Graduates today are more likely than ever to be in low-paid jobs – as waiters, bar staff, cleaners, receptionists, and the like. For the final quarter of 2011, 35.9% of workers who graduated in the previous six years were in jobs that did not require a degree, and another 9.1% were known to be unemployed.[3] Low-paid jobs and high rates of interest on student loans are not good companions.

Students should pay for their education, the argument goes, because they will benefit financially. That has never been true for all students, and becomes less true overall with each passing year.

The costs of higher education are diverging in the nations of the United Kingdom. Wales will require Welsh-domiciled students studying anywhere in the UK, and EU students studying in Wales, to pay tuition fees up to £3,465 from September 2012. In Northern Ireland, Northern Irish and EU students studying in the province will also pay no more than £3,465. In Scotland, Scottish-domiciled and EU students continue to have fee-free higher education. Devolution is leading to very different patterns of subsidy – or not – for higher education. Currently, English-domiciled students have the worst deal.

In three years’ time, students will be graduating with debts that a few years ago would have been a medium-sized mortgage. Debts of around £40,000 for students outside London, and £50,000 for students in London, will be common. Add the hefty interest rates, and the 30 years before debt is written off, and higher education transforms into a disastrous financial millstone, especially for the very many graduates who never become higher-rate taxpayers.
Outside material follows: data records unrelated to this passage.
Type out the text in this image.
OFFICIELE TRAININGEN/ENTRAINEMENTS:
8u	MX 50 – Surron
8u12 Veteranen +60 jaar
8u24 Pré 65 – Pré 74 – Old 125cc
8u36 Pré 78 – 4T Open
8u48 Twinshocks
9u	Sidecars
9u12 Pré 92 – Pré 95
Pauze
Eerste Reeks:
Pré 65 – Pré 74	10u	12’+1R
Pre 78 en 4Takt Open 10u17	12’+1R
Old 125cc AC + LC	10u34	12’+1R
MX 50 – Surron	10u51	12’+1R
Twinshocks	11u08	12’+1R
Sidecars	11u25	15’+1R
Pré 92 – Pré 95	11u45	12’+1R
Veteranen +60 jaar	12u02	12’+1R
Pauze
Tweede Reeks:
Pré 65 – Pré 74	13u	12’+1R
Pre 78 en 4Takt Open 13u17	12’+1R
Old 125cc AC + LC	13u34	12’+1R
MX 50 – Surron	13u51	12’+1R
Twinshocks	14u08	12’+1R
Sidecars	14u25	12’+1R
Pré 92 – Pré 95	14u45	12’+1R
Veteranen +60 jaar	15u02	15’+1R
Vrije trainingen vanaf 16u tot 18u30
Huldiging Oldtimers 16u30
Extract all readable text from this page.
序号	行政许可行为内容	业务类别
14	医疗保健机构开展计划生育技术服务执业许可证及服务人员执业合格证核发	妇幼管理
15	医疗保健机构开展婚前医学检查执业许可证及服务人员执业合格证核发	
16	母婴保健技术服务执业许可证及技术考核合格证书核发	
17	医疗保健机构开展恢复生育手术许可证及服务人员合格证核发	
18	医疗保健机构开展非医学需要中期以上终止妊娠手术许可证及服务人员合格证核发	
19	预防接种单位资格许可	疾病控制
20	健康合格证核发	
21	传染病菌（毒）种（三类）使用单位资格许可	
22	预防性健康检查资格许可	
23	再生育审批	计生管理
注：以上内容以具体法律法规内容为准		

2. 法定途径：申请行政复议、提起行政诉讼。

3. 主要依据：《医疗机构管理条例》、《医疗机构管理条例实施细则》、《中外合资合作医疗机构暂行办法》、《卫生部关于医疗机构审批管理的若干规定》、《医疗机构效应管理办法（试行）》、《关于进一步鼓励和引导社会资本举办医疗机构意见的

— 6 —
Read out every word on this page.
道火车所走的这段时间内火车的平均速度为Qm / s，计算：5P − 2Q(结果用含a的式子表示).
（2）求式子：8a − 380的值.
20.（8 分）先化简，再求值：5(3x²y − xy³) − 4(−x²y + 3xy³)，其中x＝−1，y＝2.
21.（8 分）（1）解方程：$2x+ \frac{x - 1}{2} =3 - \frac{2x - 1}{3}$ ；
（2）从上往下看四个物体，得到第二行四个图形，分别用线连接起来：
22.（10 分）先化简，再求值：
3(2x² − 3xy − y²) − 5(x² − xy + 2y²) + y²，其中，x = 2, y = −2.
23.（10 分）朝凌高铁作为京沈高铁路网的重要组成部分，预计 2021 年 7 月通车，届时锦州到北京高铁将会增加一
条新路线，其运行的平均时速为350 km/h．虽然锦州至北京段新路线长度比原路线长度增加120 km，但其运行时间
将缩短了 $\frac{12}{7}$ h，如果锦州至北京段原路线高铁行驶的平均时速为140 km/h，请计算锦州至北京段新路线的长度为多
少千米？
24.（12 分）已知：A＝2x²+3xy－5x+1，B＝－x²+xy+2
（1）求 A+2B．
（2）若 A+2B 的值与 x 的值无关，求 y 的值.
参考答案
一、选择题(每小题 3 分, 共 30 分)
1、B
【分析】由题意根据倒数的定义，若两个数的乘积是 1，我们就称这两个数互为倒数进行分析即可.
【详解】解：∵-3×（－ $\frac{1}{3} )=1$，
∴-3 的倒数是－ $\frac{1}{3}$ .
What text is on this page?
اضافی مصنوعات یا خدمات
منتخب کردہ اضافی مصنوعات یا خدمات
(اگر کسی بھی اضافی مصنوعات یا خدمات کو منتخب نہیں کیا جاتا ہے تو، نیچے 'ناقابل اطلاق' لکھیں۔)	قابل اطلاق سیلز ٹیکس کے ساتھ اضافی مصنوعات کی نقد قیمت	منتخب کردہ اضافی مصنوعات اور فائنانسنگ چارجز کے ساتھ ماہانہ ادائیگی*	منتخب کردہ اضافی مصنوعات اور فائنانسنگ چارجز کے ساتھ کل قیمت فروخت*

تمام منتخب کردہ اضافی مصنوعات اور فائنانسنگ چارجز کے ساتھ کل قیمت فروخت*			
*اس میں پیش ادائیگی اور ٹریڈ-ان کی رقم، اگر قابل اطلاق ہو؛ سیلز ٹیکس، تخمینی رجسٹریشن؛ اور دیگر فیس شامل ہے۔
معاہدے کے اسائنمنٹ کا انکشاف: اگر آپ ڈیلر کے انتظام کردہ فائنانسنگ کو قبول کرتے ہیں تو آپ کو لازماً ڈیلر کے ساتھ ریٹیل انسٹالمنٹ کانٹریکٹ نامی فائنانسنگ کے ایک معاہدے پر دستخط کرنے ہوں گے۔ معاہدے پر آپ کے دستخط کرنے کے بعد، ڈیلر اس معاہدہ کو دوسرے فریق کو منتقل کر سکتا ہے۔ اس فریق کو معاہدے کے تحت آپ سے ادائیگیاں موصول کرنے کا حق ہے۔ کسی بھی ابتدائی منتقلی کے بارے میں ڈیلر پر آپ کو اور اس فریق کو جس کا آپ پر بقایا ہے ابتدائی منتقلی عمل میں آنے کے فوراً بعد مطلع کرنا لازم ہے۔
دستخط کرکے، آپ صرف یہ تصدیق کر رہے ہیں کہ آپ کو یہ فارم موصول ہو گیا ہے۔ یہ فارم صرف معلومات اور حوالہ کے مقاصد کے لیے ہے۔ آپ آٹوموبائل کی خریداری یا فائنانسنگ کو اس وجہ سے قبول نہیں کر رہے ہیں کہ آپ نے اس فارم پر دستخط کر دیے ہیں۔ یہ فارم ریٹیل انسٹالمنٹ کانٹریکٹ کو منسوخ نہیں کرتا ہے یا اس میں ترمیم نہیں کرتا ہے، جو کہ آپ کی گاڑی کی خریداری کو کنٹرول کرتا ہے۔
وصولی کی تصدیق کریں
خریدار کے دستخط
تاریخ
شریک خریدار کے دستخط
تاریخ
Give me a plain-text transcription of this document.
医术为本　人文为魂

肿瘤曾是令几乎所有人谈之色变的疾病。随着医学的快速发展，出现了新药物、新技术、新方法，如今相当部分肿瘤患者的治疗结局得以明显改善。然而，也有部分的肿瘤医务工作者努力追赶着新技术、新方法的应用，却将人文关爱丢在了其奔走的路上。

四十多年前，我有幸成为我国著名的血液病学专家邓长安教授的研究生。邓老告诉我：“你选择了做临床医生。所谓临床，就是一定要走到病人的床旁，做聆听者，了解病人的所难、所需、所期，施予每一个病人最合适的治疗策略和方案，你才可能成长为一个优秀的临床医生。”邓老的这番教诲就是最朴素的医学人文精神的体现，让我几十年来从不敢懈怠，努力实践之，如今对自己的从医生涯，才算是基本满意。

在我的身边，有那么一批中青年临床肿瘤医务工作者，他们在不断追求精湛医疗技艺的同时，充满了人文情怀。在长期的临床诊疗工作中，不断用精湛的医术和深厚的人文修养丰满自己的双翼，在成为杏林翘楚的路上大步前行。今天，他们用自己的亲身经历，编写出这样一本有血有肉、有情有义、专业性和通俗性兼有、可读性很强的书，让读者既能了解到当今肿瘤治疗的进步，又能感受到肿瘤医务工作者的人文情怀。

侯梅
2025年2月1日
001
The electoral gains that Tony Blair’s New Labour acquired from its promise to provide higher education for half of all school-leavers have turned into a financial ball and chain that students and their families have to lug with them for decades. How could we improve matters? A few ideas: more distance learning and local study centres, so more higher education students can remain living (usually more cheaply) at home; a national investment bank – not a derivatives casino – to build up sustainable, low-impact enterprises in renewable energy, recycling, biotechnologies, water and soil management, and so on, ventures that will employ graduates (and pay them); and a clampdown on corporate tax evasion, with the recovered money invested in public services including education, which should be seen as a social necessity and not as a private consumer purchase.


[1]
Statistics from the Student Loans company, table 1(ii), borrowers who were students domiciled in England studying within the UK, and EU students studying in England.

[2] ‘Student Loan Statistics’ by Paul Bolton, House of Commons Library, June 19th 2012, Note SN/SG/1079.

[3] ‘Graduates in the Labour Market 2012’, from the Office for National Statistics, March 6th 2012.